Her book, Intentional Parenting — How to Get Results for Both You and Your Kids, not only draws on leadership skills but also on parenting as a learning partnership between parents and kids. The term “intentional parenting” arose from the author frequently asking readers to set their intention as a parent.

“In my book, I ask the question ‘Why are you parenting? What does it give you personally?’ Most people never ask that.” She found that many tend to have a similar and logical answer, reflecting society’s expectations.

THE 7R’S OF PARENTING

Dr Sum developed a framework of seven R’s with each R representing a foundation stone for successful parenting. “She or he isn’t doing what you want, you get angry, you want it done a certain way, they believe their way is better. That’s usually the case. If you pick one of the 7Rs, say, R for Respect. Let’s look at their point of view how I’m not respecting them. You may find that you haven’t discussed, you’re telling them. That R will suddenly open up a whole view of how I’m not using the R of Role modelling to teach respect because I’m expecting them to be the dumber one.”

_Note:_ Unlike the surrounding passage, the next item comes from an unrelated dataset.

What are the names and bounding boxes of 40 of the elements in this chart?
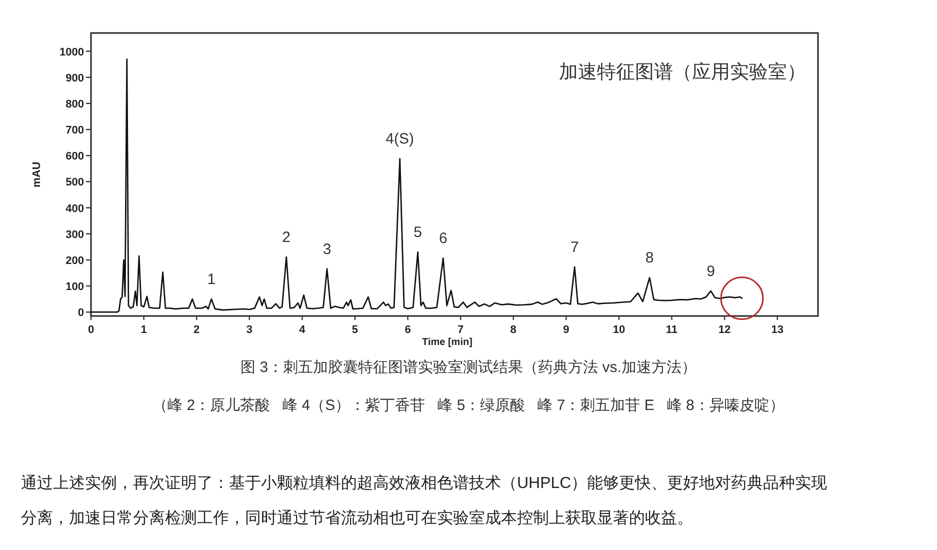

Continuing, she adds: “Then you look at another R — what Rules in my relationship with my child needs to change? For 12- year-olds, curfew hours are 8pm, but at 16 it might be 10pm. Have you revisited the Rules based on this Respect? And you can go on and on.”

While this structure or formula is provided, she highlights that the road to achieving parental goals is an experiential process. “Getting the results for you and the kids becomes an organic growth. But the onus is on you to get the results, not your kids. Also, let your co-parent and kids know your expectations.”

From pre-parents to parents of children under 18 years or who are already adults, to trainers and teachers, Dr Sum believes the book’s lessons can apply to many, even those in business. She has already started offering interactive sessions through parenting workshops and webinars to bring to life the 7R’s of Parenting.

Dr Yvonne Sum will conduct her next workshop ‘The 7R’s of Parenting’ on March 4 and 5, 2017.
Contact ask@soulrizon.com or admin@5echo.com

7R’S OF PARENTING

1. RESPECT: Respect is earned. For our children to respect us, we have to show them respect. For example, it’s unfair to promise them a reward for cleaning their room then renege on it. Sure, plans sometimes have to be changed for good reasons, in which case do share them with the kids and get their input when deciding how to postpone the reward.

2. RULES: Clearly defined boundaries provide the freedom to act without having to constantly check the situation. It’s vital that parents observe the same rules too. How often do we set rules about say, being on time for a meal, and then we consistently run late from our work!

3. ROUTINE: Like consistent rules, a regular routine can help a young child to make relatively independent choices of say, how much to eat, when they know the next meal time. Are we a good role model too? If our children observe that we have a regular time for exercise or checking emails, they’ll respect our time more too.

4. RUNNING IT/ RESPONSE-ABILITY: This is about managing yourself. Getting organised is important. If we don’t put some degree of structure into place of how we ideally like things to be, we end up letting life run us.

5. REVIEW & REFLECT: This could be about stepping away from an emotionally-charged experience, or counting all the big or small achievements. Think of it as a checkpoint where one realigns, changes course or celebrates being on track or better!

6. RE-ORGANISE: How often have we become stuck in an old routine? It could be that the kids have grown up and left the nest, but our plans still haven’t changed! Find the time to re-visit and re-organise your Personal and Family Plan. Aim to do it regularly, individually and together with significant others.

7. ROLE MODELLING: This is the central core of the programme. Walk your talk. Live your values. You can’t tell the next generation how to live their lives. Show them by example.